Ahead of The London Football Awards Rory Smith, Football Writer, shares his thoughts on the capital’s football:
“To many, London is not really a football city. The sport is not the capital’s lifeblood, not in the way that it is in the game’s great northern strongholds. London does not rise when one of its teams wins, as Liverpool and Manchester do, and it does not sink into a deep gloom when they lose, as Newcastle and Leeds – my home-town – often do.
When that sentiment is expressed, especially in the north, it takes on the timbre of criticism. Weaved into it, though, is the highest praise. London is too big, too varied, too polychrome to be defined by one thing. London offers too many other distractions – the arts, the culture, the markets, the food, the queuing – to devote itself to only one of them. When a place pulses with energy 24 hours a day and seven days a week, it cannot simply switch off in the long wait for Saturday.
But while football is not as central to London’s identity as it is to that of those northern citadels, it increasingly feels as though it is part of its fabric, its infrastructure. Across the city, projects are underway which see football not simply as yet another day out, another form of entertainment, but which have pinpointed it as an engine of social change.
Central to Tottenham’s plan to build a new, state-of-the-art home next to White Hart Lane is the regeneration of the area they have occupied since their birth.

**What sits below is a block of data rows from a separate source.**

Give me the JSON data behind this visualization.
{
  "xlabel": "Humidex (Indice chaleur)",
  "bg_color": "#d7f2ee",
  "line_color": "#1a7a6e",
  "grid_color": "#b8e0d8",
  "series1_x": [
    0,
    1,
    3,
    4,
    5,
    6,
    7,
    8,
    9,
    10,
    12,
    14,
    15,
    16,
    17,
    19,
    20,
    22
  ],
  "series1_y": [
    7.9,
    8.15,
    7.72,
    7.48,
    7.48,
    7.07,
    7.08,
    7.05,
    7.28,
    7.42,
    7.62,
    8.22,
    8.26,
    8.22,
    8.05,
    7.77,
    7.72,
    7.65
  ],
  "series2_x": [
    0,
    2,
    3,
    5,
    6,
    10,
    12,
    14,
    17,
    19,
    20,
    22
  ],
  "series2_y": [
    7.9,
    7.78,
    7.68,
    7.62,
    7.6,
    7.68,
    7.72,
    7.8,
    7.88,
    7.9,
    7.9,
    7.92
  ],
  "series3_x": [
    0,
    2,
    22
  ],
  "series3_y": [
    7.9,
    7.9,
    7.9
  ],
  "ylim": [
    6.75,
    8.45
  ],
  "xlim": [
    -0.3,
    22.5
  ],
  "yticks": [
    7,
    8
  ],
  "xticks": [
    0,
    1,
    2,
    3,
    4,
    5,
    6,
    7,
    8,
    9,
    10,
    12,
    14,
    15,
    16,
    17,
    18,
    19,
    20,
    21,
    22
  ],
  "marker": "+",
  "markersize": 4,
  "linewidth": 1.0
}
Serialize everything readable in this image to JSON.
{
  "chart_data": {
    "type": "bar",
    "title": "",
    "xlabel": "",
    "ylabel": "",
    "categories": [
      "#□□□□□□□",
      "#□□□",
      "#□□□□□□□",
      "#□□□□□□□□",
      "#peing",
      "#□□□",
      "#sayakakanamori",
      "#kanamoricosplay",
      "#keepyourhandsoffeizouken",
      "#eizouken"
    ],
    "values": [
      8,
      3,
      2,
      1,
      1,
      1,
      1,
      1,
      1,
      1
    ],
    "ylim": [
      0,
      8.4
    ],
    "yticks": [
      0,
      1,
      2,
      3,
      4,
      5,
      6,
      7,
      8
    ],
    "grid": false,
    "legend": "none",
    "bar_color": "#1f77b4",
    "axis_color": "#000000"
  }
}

Shops and businesses and jobs will come to one of the few parts of London left behind by the city’s great leap forward.
Queens Park Rangers have the same hope for their new stadium in west London; in the east, West Ham’s occupancy of the 2016 Olympic Stadium – for all the controversy – will help with the continued transformation of Stratford. Chelsea, of course, do not reside in the sort of neighbourhood which needs much help, but they too have their eye on transforming London’s skyline, just as Arsenal did when setting the trend with the Emirates Stadium.
The Premier League has long been one of Britain’s economic success stories – it is a personal view that it has become arguably the country’s greatest export, ahead even of James Corden and talking about the weather – and it makes sense for another, London, to place it front and centre in its own vision of its future.
But this is a year, too, for thinking about the past. 2016 marks 50 years since Bobby Moore lifted the World Cup at Wembley, the proudest moment in English football history. Some eight of the 22 members of Sir Alf Ramsey’s victorious squad had links with the capital: seven playing for London clubs, as well as Ron Springett, of Wolves, who was born in Fulham. It was England’s triumph, of course, but in some way it was London’s, too.
The old charge that the capital is not a football city is disproved by the past and condemned by the future. London is not just a football city, of course: it is not just an anything city. But football is part of its heart and its soul and, increasingly, its bricks and mortar. It is part of its history and part of its destiny, too.”